Models were scored by selecting the top 100, 500, 1000, 5000, and 10,000 features using mutual information scoring and then performing a 3 fold cross validation. These metrics aren’t perfect since they don’t represent total possible performance, but they should be good for comparison.
Below is a table of model performance scores without popularity filtering:
| features | recall | precision | accuracy |
|---|---|---|---|
| 100 | 0.946433740702 | 0.977091995842 | 0.967735883444 |
| 500 | 0.938567454973 | 0.974466194496 | 0.96336181481 |
| 1000 | 0.946597359445 | 0.978583324659 | 0.968432732614 |
| 5000 | 0.955420185518 | 0.980420266832 | 0.972887206921 |
| 10000 | 0.958403081067 | 0.981061094076 | 0.97440419396 |
Below are the model scores with popularity filtering:
| features | recall | precision | accuracy |
|---|---|---|---|
| 100 | 0.860611027171 | 0.975812305816 | 0.932179212864 |
| 500 | 0.927680606418 | 0.97665201801 | 0.960124489399 |
| 1000 | 0.928871417962 | 0.977905691408 | 0.961129481943 |
| 5000 | 0.924236216036 | 0.979243260843 | 0.959762475956 |
| 10000 | 0.922213116853 | 0.979931426705 | 0.959205947827 |
Conclusion
I really expected better model performance with filtration, but a loss of ~1.5% is a fairly significant reduction in accuracy. Most of the loss in accuracy seems to be from recall since precision seems to be fairly unaffected. This suggests the model wasn’t able to detect certain types of malware when popular classes were filtered. I’m really not sure why this is. I’d need to investigate specifically which samples were missed to understand more, but there are other experiments which I think would help that I’d rather do first.
Perhaps I could also modify thresholds to filter out only the tippy top most popular methods and classes, or reduce the threshold to filter out anything which occurs more than a dozen or so times.
Future Work
The two things I really want to try are sample clustering and model blending. Sample clustering would allow me to cluster similar samples and reduce the total number of training samples. This would allow me to vastly scale up sample size without losing much information and without a proportional increase in training time.

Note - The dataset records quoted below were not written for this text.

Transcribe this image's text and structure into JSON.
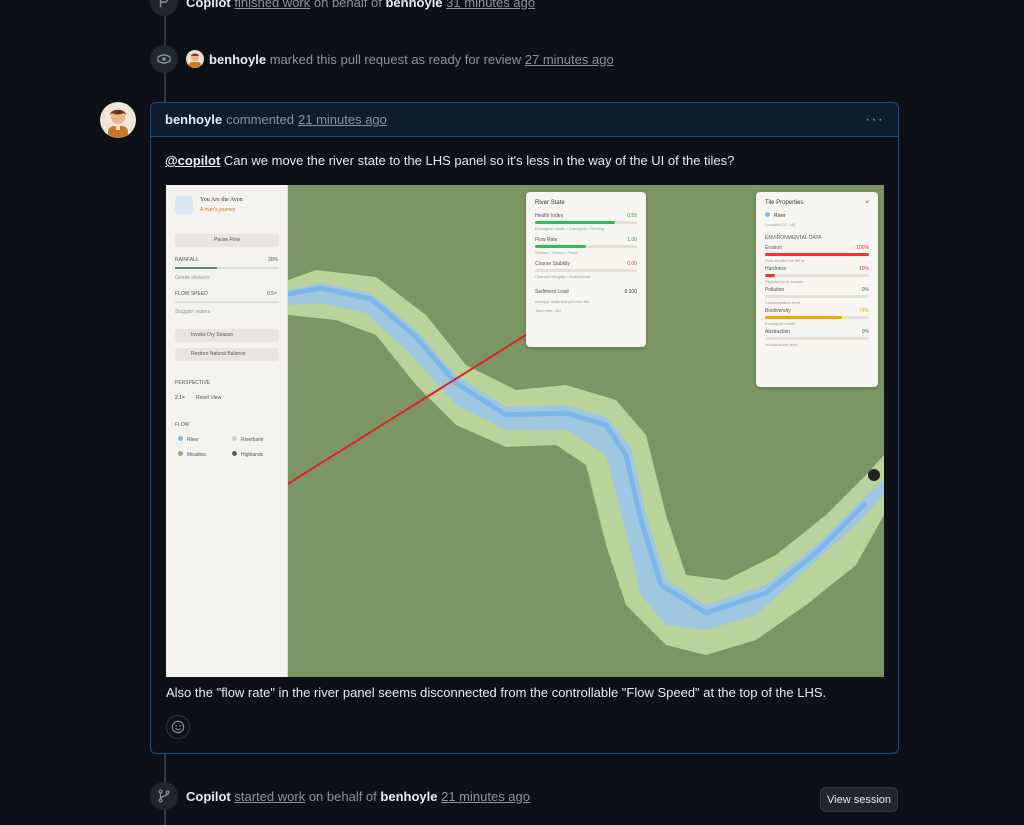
{
  "events": {
    "top": {
      "actor": "Copilot",
      "text1": "finished work",
      "text2": "on behalf of",
      "user": "benhoyle",
      "time": "31 minutes ago"
    },
    "ready": {
      "user": "benhoyle",
      "text": "marked this pull request as ready for review",
      "time": "27 minutes ago"
    },
    "started": {
      "actor": "Copilot",
      "text1": "started work",
      "text2": "on behalf of",
      "user": "benhoyle",
      "time": "21 minutes ago",
      "button": "View session"
    }
  },
  "comment": {
    "author": "benhoyle",
    "verb": "commented",
    "time": "21 minutes ago",
    "mention": "@copilot",
    "line1": "Can we move the river state to the LHS panel so it's less in the way of the UI of the tiles?",
    "line2": "Also the \"flow rate\" in the river panel seems disconnected from the controllable \"Flow Speed\" at the top of the LHS."
  },
  "screenshot": {
    "lhs": {
      "title": "You Are the Avon",
      "subtitle": "A river's journey",
      "pause": "Pause Flow",
      "rainfall": "RAINFALL",
      "rainfall_value": "30%",
      "rainfall_note": "Gentle showers",
      "flow_speed": "FLOW SPEED",
      "flow_speed_value": "0.5×",
      "flow_speed_note": "Sluggish waters",
      "dry": "Invoke Dry Season",
      "restore": "Restore Natural Balance",
      "perspective": "PERSPECTIVE",
      "zoom": "2.1×",
      "reset": "Reset View",
      "flow": "FLOW",
      "legend": [
        "River",
        "Riverbank",
        "Meadow",
        "Highlands"
      ]
    },
    "river_state": {
      "title": "River State",
      "health_label": "Health Index",
      "health_value": "0.55",
      "health_fraction": 0.78,
      "health_note": "Ecological health • Damaged • Thriving",
      "flow_label": "Flow Rate",
      "flow_value": "1.00",
      "flow_fraction": 0.5,
      "flow_note": "Stream • Torrent • Flood",
      "stability_label": "Course Stability",
      "stability_value": "0.00",
      "stability_note": "Channel integrity • Undisturbed",
      "sediment_label": "Sediment Load",
      "sediment_value": "0.100",
      "sediment_note": "Average sediment per river tile",
      "total": "Total river: 462"
    },
    "tile": {
      "title": "Tile Properties",
      "type": "River",
      "location": "Location (47, 46)",
      "env": "ENVIRONMENTAL DATA",
      "rows": [
        {
          "label": "Erosion",
          "value": "100%",
          "note": "Flow-eroded the tile is",
          "color": "#e53935",
          "fraction": 1.0
        },
        {
          "label": "Hardness",
          "value": "10%",
          "note": "Resistance to erosion",
          "color": "#e53935",
          "fraction": 0.1
        },
        {
          "label": "Pollution",
          "value": "0%",
          "note": "Contamination level",
          "color": "#2e7d32",
          "fraction": 0.0
        },
        {
          "label": "Biodiversity",
          "value": "74%",
          "note": "Ecological health",
          "color": "#f0a500",
          "fraction": 0.74
        },
        {
          "label": "Abstraction",
          "value": "0%",
          "note": "Infrastructure level",
          "color": "#2e7d32",
          "fraction": 0.0
        }
      ]
    }
  }
}
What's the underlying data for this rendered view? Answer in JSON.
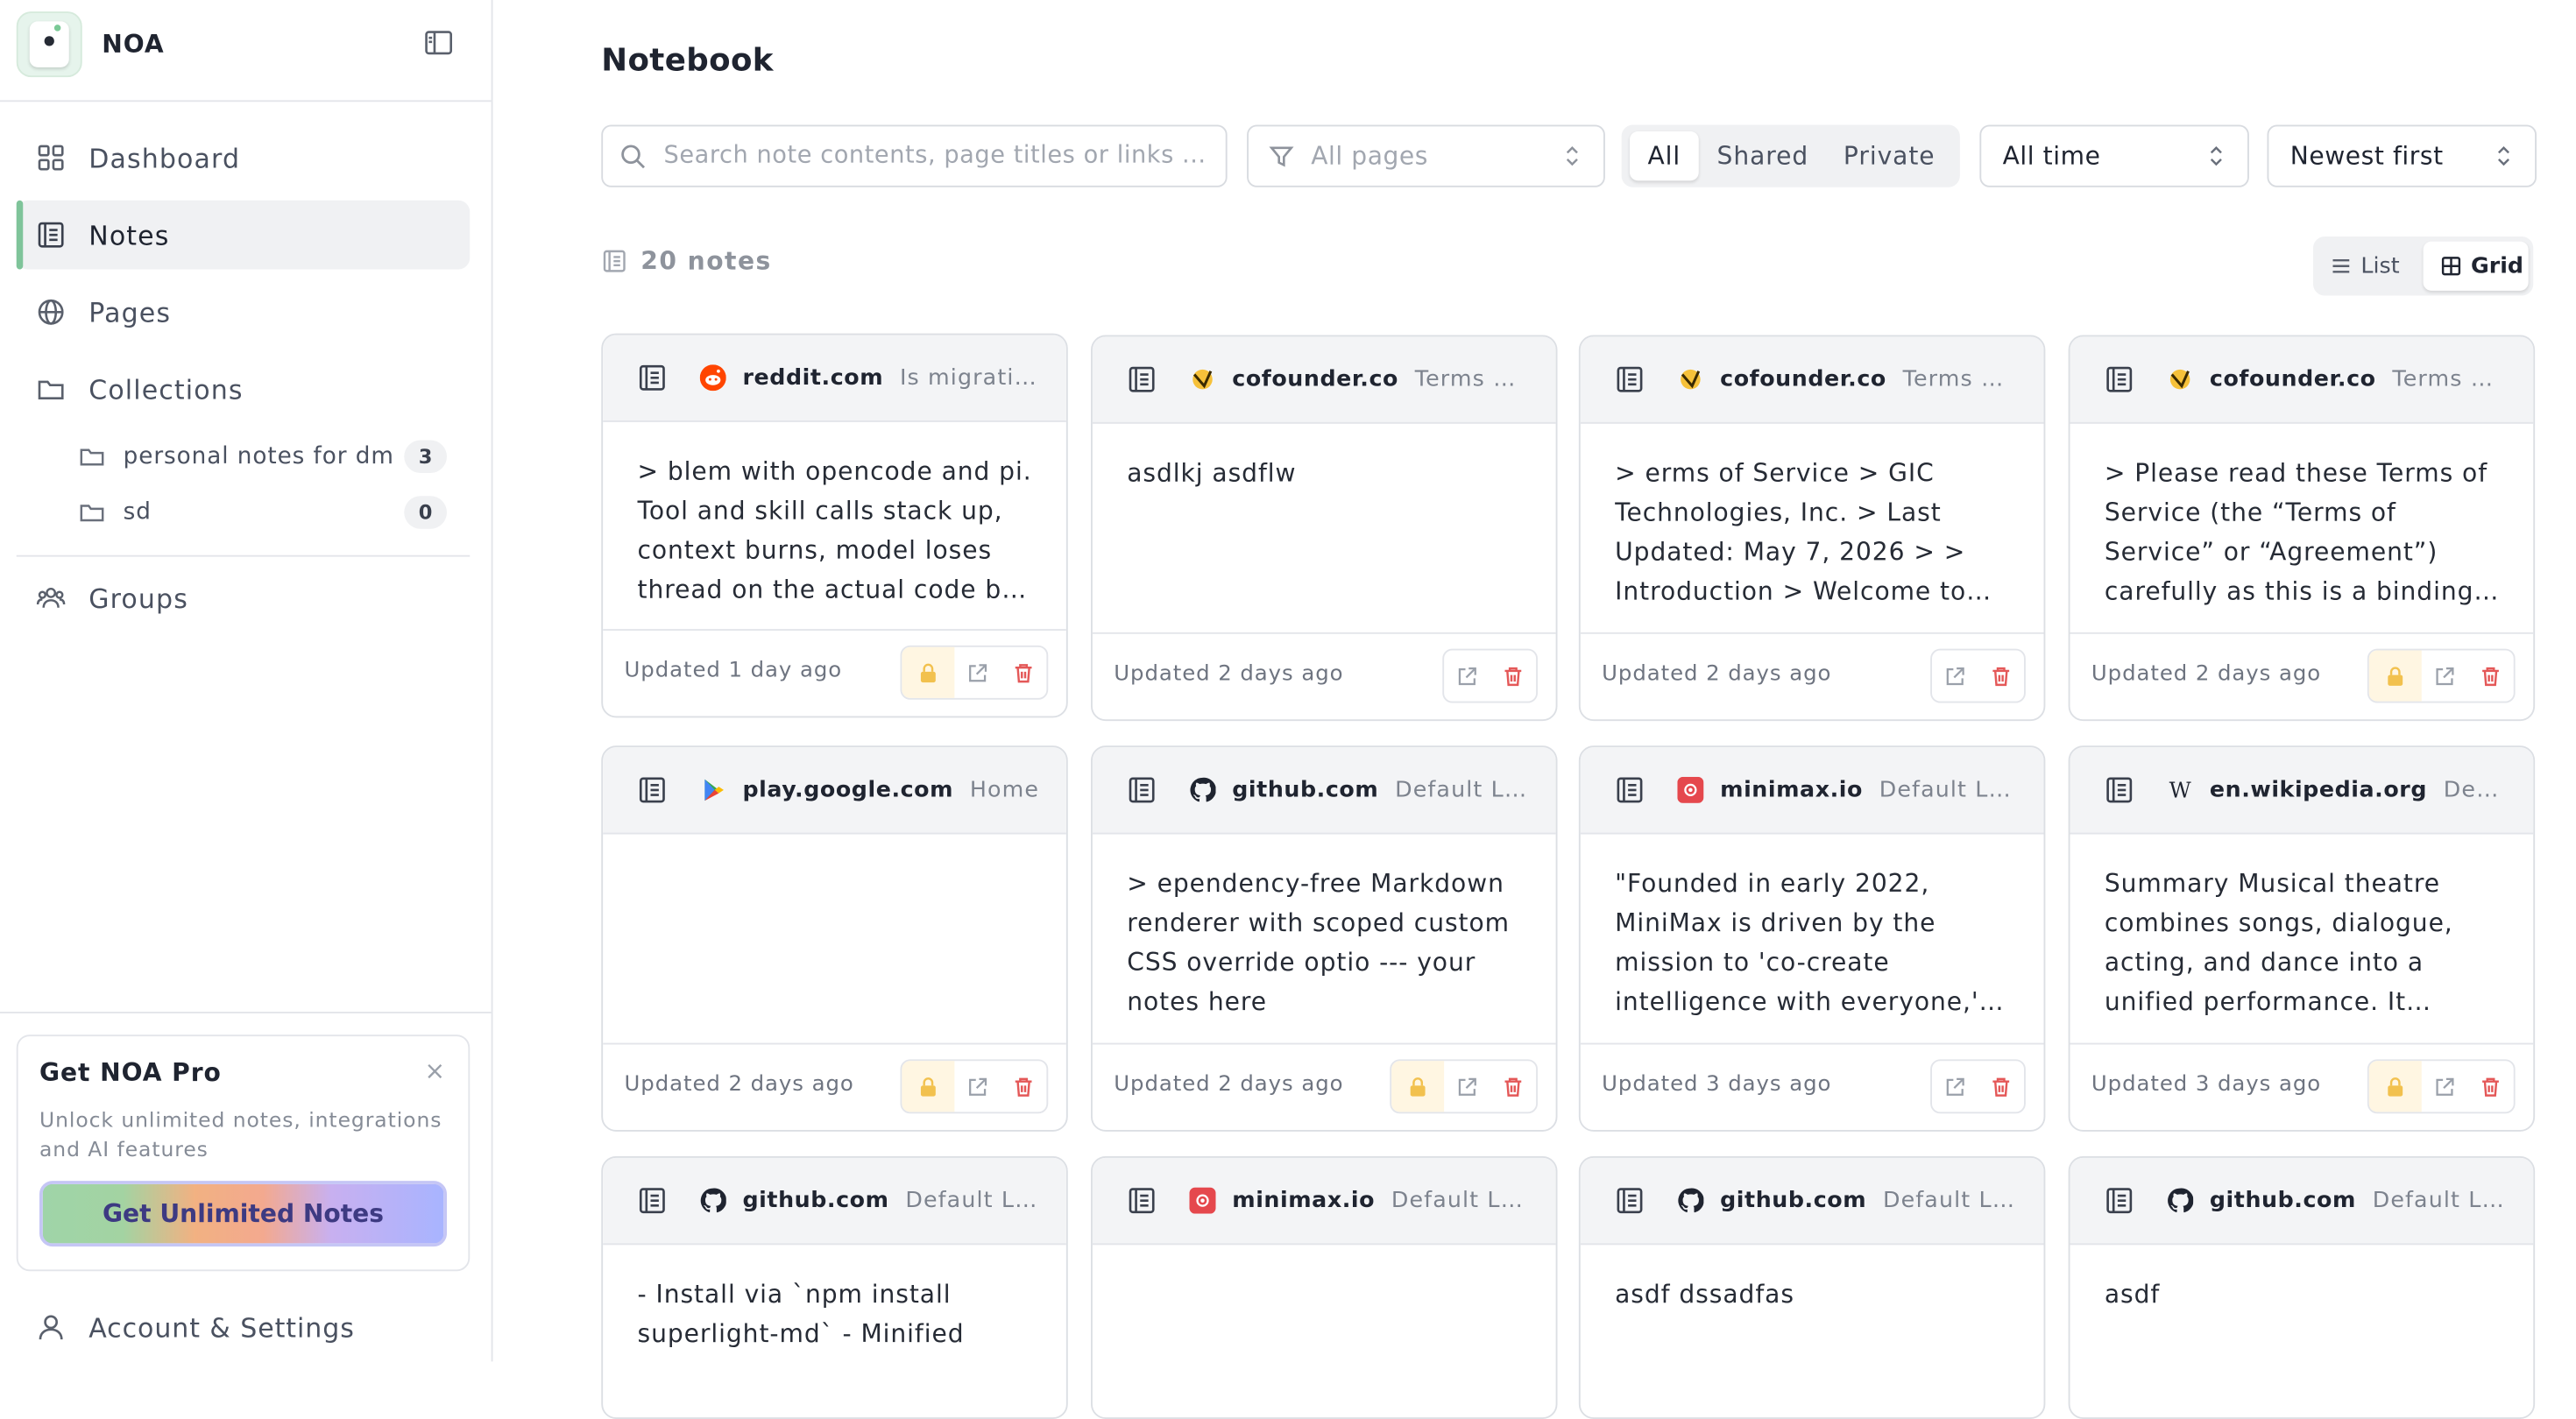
{
  "app": {
    "name": "NOA"
  },
  "sidebar": {
    "nav": [
      {
        "label": "Dashboard",
        "icon": "dashboard-icon"
      },
      {
        "label": "Notes",
        "icon": "notes-icon",
        "active": true
      },
      {
        "label": "Pages",
        "icon": "globe-icon"
      },
      {
        "label": "Collections",
        "icon": "folder-icon"
      }
    ],
    "collections": [
      {
        "label": "personal notes for dm",
        "count": "3"
      },
      {
        "label": "sd",
        "count": "0"
      }
    ],
    "groups_label": "Groups",
    "promo": {
      "title": "Get NOA Pro",
      "close": "×",
      "description": "Unlock unlimited notes, integrations and AI features",
      "button": "Get Unlimited Notes"
    },
    "account_label": "Account & Settings"
  },
  "main": {
    "title": "Notebook",
    "search": {
      "placeholder": "Search note contents, page titles or links ..."
    },
    "page_filter": {
      "placeholder": "All pages"
    },
    "visibility": {
      "options": [
        "All",
        "Shared",
        "Private"
      ],
      "selected": "All"
    },
    "time_filter": {
      "value": "All time"
    },
    "sort": {
      "value": "Newest first"
    },
    "count_label": "20 notes",
    "view_toggle": {
      "list": "List",
      "grid": "Grid",
      "selected": "Grid"
    },
    "notes": [
      {
        "site": "reddit.com",
        "favicon": "reddit-icon",
        "page": "Is migrating ...",
        "body": "> blem with opencode and pi. Tool and skill calls stack up, context burns, model loses thread on the actual code by the time you get to it",
        "updated": "Updated 1 day ago",
        "locked": true
      },
      {
        "site": "cofounder.co",
        "favicon": "cofounder-icon",
        "page": "Terms of S...",
        "body": "asdlkj asdflw",
        "updated": "Updated 2 days ago",
        "locked": false
      },
      {
        "site": "cofounder.co",
        "favicon": "cofounder-icon",
        "page": "Terms of S...",
        "body": "> erms of Service > GIC Technologies, Inc. > Last Updated: May 7, 2026 > > Introduction > Welcome to Cofounder",
        "updated": "Updated 2 days ago",
        "locked": false
      },
      {
        "site": "cofounder.co",
        "favicon": "cofounder-icon",
        "page": "Terms of S...",
        "body": "> Please read these Terms of Service (the “Terms of Service” or “Agreement”) carefully as this is a binding contract",
        "updated": "Updated 2 days ago",
        "locked": true
      },
      {
        "site": "play.google.com",
        "favicon": "google-play-icon",
        "page": "Home",
        "body": "",
        "updated": "Updated 2 days ago",
        "locked": true
      },
      {
        "site": "github.com",
        "favicon": "github-icon",
        "page": "Default Layer",
        "body": "> ependency-free Markdown renderer with scoped custom CSS override optio --- your notes here",
        "updated": "Updated 2 days ago",
        "locked": true
      },
      {
        "site": "minimax.io",
        "favicon": "minimax-icon",
        "page": "Default Layer",
        "body": "\"Founded in early 2022, MiniMax is driven by the mission to 'co-create intelligence with everyone,' and is a leading",
        "updated": "Updated 3 days ago",
        "locked": false
      },
      {
        "site": "en.wikipedia.org",
        "favicon": "wikipedia-icon",
        "page": "Default...",
        "body": "Summary Musical theatre combines songs, dialogue, acting, and dance into a unified performance. It emerged",
        "updated": "Updated 3 days ago",
        "locked": true
      },
      {
        "site": "github.com",
        "favicon": "github-icon",
        "page": "Default Layer",
        "body": "- Install via `npm install superlight-md` - Minified",
        "updated": "",
        "locked": false
      },
      {
        "site": "minimax.io",
        "favicon": "minimax-icon",
        "page": "Default Layer",
        "body": "",
        "updated": "",
        "locked": false
      },
      {
        "site": "github.com",
        "favicon": "github-icon",
        "page": "Default Layer",
        "body": "asdf dssadfas",
        "updated": "",
        "locked": false
      },
      {
        "site": "github.com",
        "favicon": "github-icon",
        "page": "Default Layer",
        "body": "asdf",
        "updated": "",
        "locked": false
      }
    ]
  },
  "colors": {
    "accent": "#7fc49a",
    "danger": "#e45858",
    "lock_bg": "#fff6e2"
  }
}
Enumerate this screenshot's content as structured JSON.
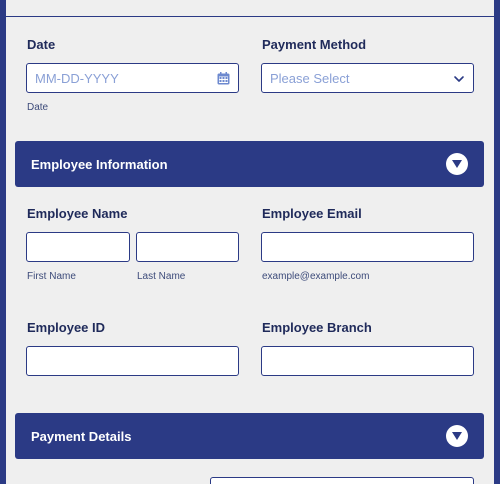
{
  "date_field": {
    "label": "Date",
    "placeholder": "MM-DD-YYYY",
    "sublabel": "Date",
    "icon": "calendar-icon"
  },
  "payment_method": {
    "label": "Payment Method",
    "selected": "Please Select",
    "icon": "chevron-down-icon"
  },
  "employee_section": {
    "title": "Employee Information",
    "toggle_icon": "collapse-icon",
    "name": {
      "label": "Employee Name",
      "first_sublabel": "First Name",
      "last_sublabel": "Last Name"
    },
    "email": {
      "label": "Employee Email",
      "sublabel": "example@example.com"
    },
    "id": {
      "label": "Employee ID"
    },
    "branch": {
      "label": "Employee Branch"
    }
  },
  "payment_section": {
    "title": "Payment Details",
    "toggle_icon": "collapse-icon"
  },
  "colors": {
    "primary": "#2b3a85",
    "background": "#efefef",
    "placeholder": "#8aa0d6"
  }
}
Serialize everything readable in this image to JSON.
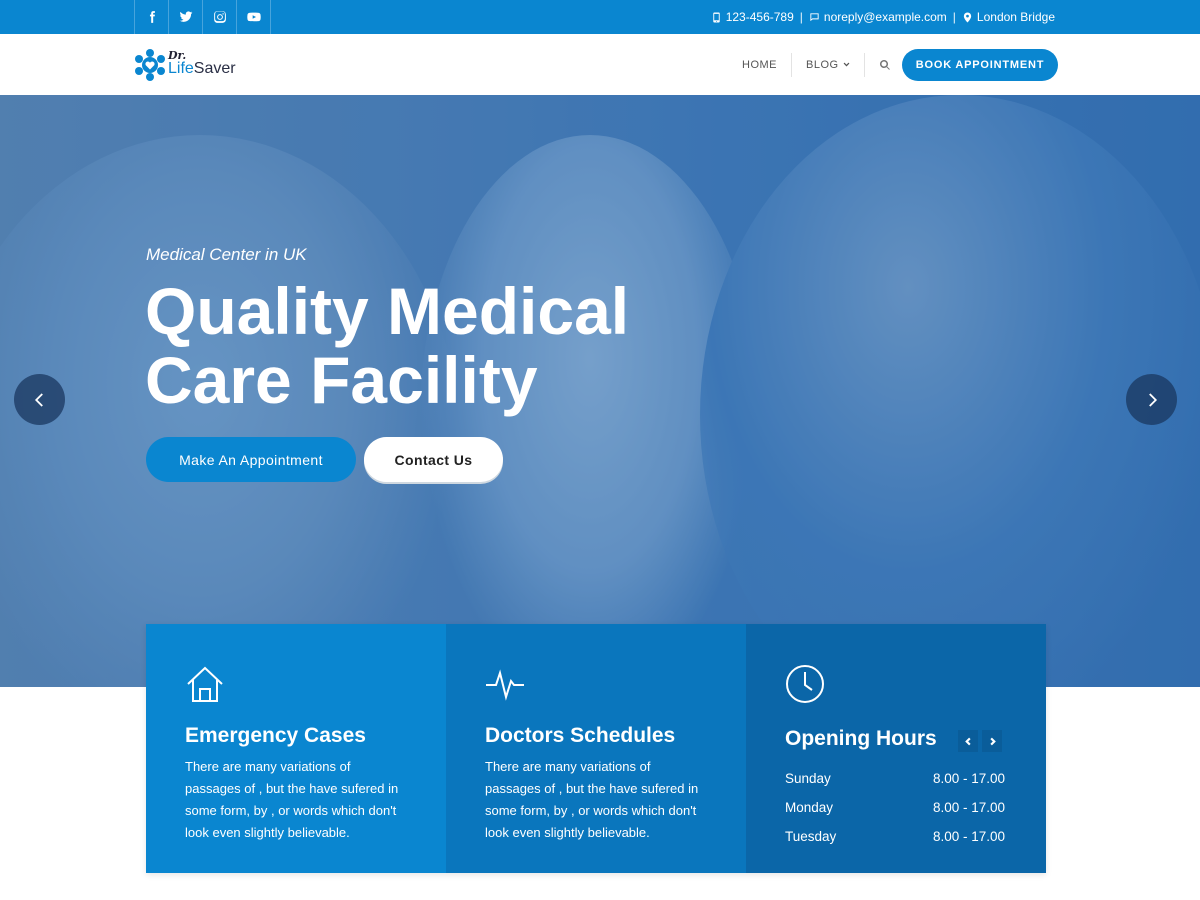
{
  "topbar": {
    "social": [
      "facebook-icon",
      "twitter-icon",
      "instagram-icon",
      "youtube-icon"
    ],
    "phone": "123-456-789",
    "email": "noreply@example.com",
    "location": "London Bridge",
    "separator": "|"
  },
  "header": {
    "logo_prefix": "Dr.",
    "logo_name_a": "Life",
    "logo_name_b": "Saver",
    "nav": {
      "home": "HOME",
      "blog": "BLOG"
    },
    "cta": "BOOK APPOINTMENT"
  },
  "hero": {
    "subtitle": "Medical Center in UK",
    "title_line1": "Quality Medical",
    "title_line2": "Care Facility",
    "primary_button": "Make An Appointment",
    "secondary_button": "Contact Us"
  },
  "features": {
    "emergency": {
      "title": "Emergency Cases",
      "text": "There are many variations of passages of , but the have sufered in some form, by , or words which don't look even slightly believable."
    },
    "schedules": {
      "title": "Doctors Schedules",
      "text": "There are many variations of passages of , but the have sufered in some form, by , or words which don't look even slightly believable."
    },
    "hours": {
      "title": "Opening Hours",
      "rows": [
        {
          "day": "Sunday",
          "time": "8.00 - 17.00"
        },
        {
          "day": "Monday",
          "time": "8.00 - 17.00"
        },
        {
          "day": "Tuesday",
          "time": "8.00 - 17.00"
        }
      ]
    }
  },
  "colors": {
    "brand": "#0a86d0",
    "card_mid": "#0a76bd",
    "card_dark": "#0b66a8"
  }
}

Blending and stacking is training multiple models on the same data and then using the output of those models as features for a meta estimator. In this way, the strengths of different models can be combined and the individual weaknesses reduced. It’s pretty common in Kaggle competitions. I’ve written a bit about this in Measuring the Usefulness of Multiple Models.